The Best of Fredric Brown
- Cover of first edition
- Author: Fredric Brown
- Cover artist: Richard V. Corben
- Language: English
- Series: Ballantine's Classic Library of Science Fiction
- Genre: Science fiction
- Publisher: Doubleday
- Publication date: 1977
- Publication place: United States
- Media type: Print (hardback)
- Pages: 280
- OCLC: 3273613
- Preceded by: The Best of Philip K. Dick
- Followed by: The Best of Edmond Hamilton

= The Best of Fredric Brown =

1977 collection of science fiction short stories by Fredric Brown

The Best of Fredric Brown is a collection of science fiction short stories by American author Fredric Brown, edited by Robert Bloch.
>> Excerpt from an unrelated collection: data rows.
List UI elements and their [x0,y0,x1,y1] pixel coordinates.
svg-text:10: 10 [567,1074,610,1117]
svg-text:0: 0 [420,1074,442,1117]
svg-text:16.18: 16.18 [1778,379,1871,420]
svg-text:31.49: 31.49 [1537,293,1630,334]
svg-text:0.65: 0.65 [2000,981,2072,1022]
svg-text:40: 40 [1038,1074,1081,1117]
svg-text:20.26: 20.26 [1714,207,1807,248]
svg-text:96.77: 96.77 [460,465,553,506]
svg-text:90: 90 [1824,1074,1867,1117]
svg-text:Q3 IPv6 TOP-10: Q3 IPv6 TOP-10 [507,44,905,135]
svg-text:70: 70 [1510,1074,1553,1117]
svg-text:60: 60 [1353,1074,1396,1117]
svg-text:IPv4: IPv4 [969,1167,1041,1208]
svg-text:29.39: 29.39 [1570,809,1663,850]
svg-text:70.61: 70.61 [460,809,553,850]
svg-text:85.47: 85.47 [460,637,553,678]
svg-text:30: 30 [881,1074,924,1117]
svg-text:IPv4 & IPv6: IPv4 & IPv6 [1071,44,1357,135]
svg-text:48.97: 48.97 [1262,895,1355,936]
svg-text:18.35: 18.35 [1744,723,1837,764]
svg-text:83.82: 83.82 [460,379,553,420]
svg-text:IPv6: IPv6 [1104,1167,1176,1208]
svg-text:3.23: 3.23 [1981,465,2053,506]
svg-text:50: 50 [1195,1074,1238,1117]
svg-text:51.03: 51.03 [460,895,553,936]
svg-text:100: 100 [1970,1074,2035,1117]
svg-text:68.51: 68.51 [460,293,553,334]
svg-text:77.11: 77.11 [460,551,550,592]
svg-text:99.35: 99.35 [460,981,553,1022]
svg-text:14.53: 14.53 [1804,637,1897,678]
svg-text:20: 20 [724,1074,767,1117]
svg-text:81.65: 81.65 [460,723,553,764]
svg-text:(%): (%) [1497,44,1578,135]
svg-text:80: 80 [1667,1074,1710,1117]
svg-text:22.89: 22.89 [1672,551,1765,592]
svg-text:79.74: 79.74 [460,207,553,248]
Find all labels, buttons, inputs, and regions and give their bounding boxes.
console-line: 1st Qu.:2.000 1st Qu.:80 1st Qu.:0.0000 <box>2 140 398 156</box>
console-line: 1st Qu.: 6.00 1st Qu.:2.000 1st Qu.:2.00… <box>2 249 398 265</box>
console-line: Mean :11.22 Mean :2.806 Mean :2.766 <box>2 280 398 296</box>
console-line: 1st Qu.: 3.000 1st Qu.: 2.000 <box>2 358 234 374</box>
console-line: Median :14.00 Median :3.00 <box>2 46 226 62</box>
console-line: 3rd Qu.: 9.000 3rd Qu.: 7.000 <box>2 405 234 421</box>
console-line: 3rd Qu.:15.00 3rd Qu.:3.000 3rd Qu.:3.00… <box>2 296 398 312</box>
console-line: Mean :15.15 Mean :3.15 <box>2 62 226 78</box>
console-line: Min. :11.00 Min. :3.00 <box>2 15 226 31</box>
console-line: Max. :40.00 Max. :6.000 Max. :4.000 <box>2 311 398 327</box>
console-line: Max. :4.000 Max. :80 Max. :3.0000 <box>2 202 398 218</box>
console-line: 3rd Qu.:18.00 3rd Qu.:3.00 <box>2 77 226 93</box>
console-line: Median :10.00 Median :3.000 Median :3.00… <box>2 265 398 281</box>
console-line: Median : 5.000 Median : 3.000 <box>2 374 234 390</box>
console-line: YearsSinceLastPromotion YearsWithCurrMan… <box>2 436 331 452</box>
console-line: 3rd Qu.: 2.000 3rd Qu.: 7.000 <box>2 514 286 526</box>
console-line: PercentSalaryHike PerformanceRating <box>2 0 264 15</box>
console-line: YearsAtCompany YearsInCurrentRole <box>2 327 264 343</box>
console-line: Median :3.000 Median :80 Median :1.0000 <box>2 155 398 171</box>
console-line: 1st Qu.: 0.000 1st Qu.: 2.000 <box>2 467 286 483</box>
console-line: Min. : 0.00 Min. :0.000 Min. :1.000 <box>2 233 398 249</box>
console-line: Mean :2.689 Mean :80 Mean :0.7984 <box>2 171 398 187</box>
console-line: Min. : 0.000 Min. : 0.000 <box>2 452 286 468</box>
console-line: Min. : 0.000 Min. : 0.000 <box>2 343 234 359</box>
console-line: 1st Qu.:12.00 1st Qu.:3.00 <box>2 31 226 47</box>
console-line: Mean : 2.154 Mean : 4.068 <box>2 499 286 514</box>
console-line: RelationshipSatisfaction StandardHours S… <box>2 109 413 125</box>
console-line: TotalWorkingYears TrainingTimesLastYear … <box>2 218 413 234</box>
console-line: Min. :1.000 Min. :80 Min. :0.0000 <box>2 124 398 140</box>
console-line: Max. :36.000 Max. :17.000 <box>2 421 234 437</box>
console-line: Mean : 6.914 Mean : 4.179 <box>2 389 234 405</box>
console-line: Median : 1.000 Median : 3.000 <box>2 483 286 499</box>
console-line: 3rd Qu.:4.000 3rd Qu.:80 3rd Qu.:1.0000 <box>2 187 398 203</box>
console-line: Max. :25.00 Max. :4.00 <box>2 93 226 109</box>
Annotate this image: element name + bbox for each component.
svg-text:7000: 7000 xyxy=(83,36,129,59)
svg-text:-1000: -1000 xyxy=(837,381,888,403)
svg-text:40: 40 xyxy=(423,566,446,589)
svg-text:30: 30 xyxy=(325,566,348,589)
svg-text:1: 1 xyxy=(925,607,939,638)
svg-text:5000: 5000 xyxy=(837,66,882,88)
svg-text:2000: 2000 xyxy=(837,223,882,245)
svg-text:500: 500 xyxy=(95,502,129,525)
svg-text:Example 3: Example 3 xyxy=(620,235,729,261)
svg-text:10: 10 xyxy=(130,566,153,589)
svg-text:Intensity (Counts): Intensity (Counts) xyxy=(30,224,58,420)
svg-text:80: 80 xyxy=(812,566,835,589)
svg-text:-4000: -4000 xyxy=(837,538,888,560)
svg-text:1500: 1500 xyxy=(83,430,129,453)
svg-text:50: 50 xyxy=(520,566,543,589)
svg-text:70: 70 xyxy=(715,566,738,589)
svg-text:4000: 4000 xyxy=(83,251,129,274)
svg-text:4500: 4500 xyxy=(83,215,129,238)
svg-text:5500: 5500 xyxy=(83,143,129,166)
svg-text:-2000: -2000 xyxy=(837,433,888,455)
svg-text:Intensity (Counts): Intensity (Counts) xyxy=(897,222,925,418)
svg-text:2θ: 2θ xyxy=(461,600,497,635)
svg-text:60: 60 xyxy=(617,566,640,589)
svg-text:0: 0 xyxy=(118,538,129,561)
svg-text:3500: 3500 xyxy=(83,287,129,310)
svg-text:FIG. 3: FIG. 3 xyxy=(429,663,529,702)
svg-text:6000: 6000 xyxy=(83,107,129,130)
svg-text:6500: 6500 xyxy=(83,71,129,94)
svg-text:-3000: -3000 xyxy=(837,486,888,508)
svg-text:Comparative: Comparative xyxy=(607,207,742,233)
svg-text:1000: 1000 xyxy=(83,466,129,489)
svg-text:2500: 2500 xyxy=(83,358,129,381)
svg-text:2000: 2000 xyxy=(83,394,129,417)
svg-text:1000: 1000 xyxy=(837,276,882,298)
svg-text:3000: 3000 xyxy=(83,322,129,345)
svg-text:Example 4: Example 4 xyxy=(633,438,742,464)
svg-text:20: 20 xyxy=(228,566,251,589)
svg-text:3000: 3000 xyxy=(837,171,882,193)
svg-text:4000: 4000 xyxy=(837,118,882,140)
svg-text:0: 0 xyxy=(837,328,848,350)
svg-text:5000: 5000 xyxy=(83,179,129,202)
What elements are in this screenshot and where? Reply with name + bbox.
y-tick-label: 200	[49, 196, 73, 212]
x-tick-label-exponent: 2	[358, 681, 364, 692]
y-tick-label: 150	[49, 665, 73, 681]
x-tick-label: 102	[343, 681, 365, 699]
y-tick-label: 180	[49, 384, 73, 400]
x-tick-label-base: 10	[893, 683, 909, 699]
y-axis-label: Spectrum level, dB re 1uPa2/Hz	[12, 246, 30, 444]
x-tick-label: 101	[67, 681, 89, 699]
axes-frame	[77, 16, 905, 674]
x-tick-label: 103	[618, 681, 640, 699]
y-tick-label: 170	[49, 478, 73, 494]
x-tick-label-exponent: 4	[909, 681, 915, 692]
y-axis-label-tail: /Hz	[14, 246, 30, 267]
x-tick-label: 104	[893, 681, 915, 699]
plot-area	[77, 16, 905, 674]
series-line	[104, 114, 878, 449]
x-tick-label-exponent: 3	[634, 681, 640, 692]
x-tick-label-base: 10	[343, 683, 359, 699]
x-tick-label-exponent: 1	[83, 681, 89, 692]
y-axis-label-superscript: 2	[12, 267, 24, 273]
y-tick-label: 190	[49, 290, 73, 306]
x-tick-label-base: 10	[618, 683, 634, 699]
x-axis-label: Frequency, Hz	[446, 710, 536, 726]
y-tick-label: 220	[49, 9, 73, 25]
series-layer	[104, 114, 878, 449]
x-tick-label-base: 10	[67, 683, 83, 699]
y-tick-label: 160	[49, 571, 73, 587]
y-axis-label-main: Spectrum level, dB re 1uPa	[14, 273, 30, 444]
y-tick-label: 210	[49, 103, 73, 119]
It was first published in hardback by Nelson Doubleday in January 1977 and in paperback by Ballantine Books in May of the same year as a volume in its Classic Library of Science Fiction. The book has been translated into German and Spanish.

==Summary==
The book contains thirty-one short works of fiction by the author, together with an introduction by editor Robert Bloch.

==Contents==
- "Introduction" (Robert Bloch)
- "Arena" (from Astounding Science Fiction, Jun. 1944)
- "Imagine" (poem) (from The Magazine of Fantasy & Science Fiction, May 1955)
- "It Didn't Happen" (from Playboy, Oct. 1963)
- "Recessional" (from The Dude, Mar. 1960)
- "Eine Kleine Nachtmusik" (with Carl Onspaugh) (from The Magazine of Fantasy & Science Fiction, Jun. 1965)
- "Puppet Show" (from Playboy, Nov. 1962)
- "Nightmare in Yellow" (from Nightmares and Geezenstacks, Jul. 1961)
- "Earthmen Bearing Gifts" (from Galaxy Magazine, Jun. 1960)
- "Jaycee" (from The Magazine of Fantasy & Science Fiction, Oct. 1958)
- "Pi in the Sky" (from Thrilling Wonder Stories, Win. 1945)
- "Answer" (from Angels and Spaceships, Sep. 1954)
- "The Geezenstacks" (from Weird Tales, Sep. 1943)
- "Hall of Mirrors" (from Galaxy Science Fiction, Dec. 1953)
- "Knock" (from Thrilling Wonder Stories, Dec. 1948)
- "Rebound" (from Galaxy Magazine, Apr. 1960)
- "Star Mouse" (from Planet Stories, Spr. 1942)
- "Abominable" (from The Dude, Mar. 1960)
- "Letter to a Phoenix" (from Astounding Science Fiction, Aug. 1949)
- "Not Yet the End" (from Captain Future, Win. 1941)
- "Etaoin Shrdlu" (from Unknown Worlds, Feb. 1942)
- "Armageddon" (from Unknown Fantasy Fiction, Aug. 1941)
- "Experiment" (from Galaxy Science Fiction, Feb. 1954)
- "The Short Happy Lives of Eustace Weaver I" (from Ellery Queen's Mystery Magazine, Jun. 1961)
- "The Short Happy Lives of Eustace Weaver II" (from Ellery Queen's Mystery Magazine, Jun. 1961)
- "The Short Happy Lives of Eustace Weaver III" (from Ellery Queen's Mystery Magazine, Jun. 1961)
- "Reconciliation" (from Angels and Spaceships, Sep. 1954)
- "Nothing Sirius" (from Captain Future, Spr. 1944)
- "Pattern" (from Angels and Spaceships, Sep. 1954)
- "The Yehudi Principle" (from Astounding Science Fiction, US edition May 1944, UK edition Aug. 1944)
- "Come and Go Mad" (from Weird Tales, Jul. 1949)
- "The End" (from Dude, May 1961)

==Reception==
The book was reviewed by Everett F. Bleiler in The Guide to Supernatural Fiction, 1983, and Juan Manuel Santiago in Las 100 mejores novelas de ciencia ficción del siglo XX, 2001.

==Awards==
The book placed fourteenth in the 1977 Locus Poll Award for Best Single Author Collection. "Star Mouse" was nominated for the 1943 Retro Hugo Award for Best Novelette in 2018. "Etaoin Shrdlu" was nominated for the 1943 Retro Hugo Award for Best Short Story in 2018. "The Geezenstacks" was nominated for the 1944 Retro Hugo Award for Best Short Story in 2019. "Arena" was nominated for the 1945 Retro Hugo Award for Best Novelette in 2020. "The Yehudi Principle" was nominated for the 1945 Retro Hugo Award for Best Short Story in 2020. "Pi in the Sky" was nominated for the 1946 Retro Hugo Award for Best Novelette in 1996.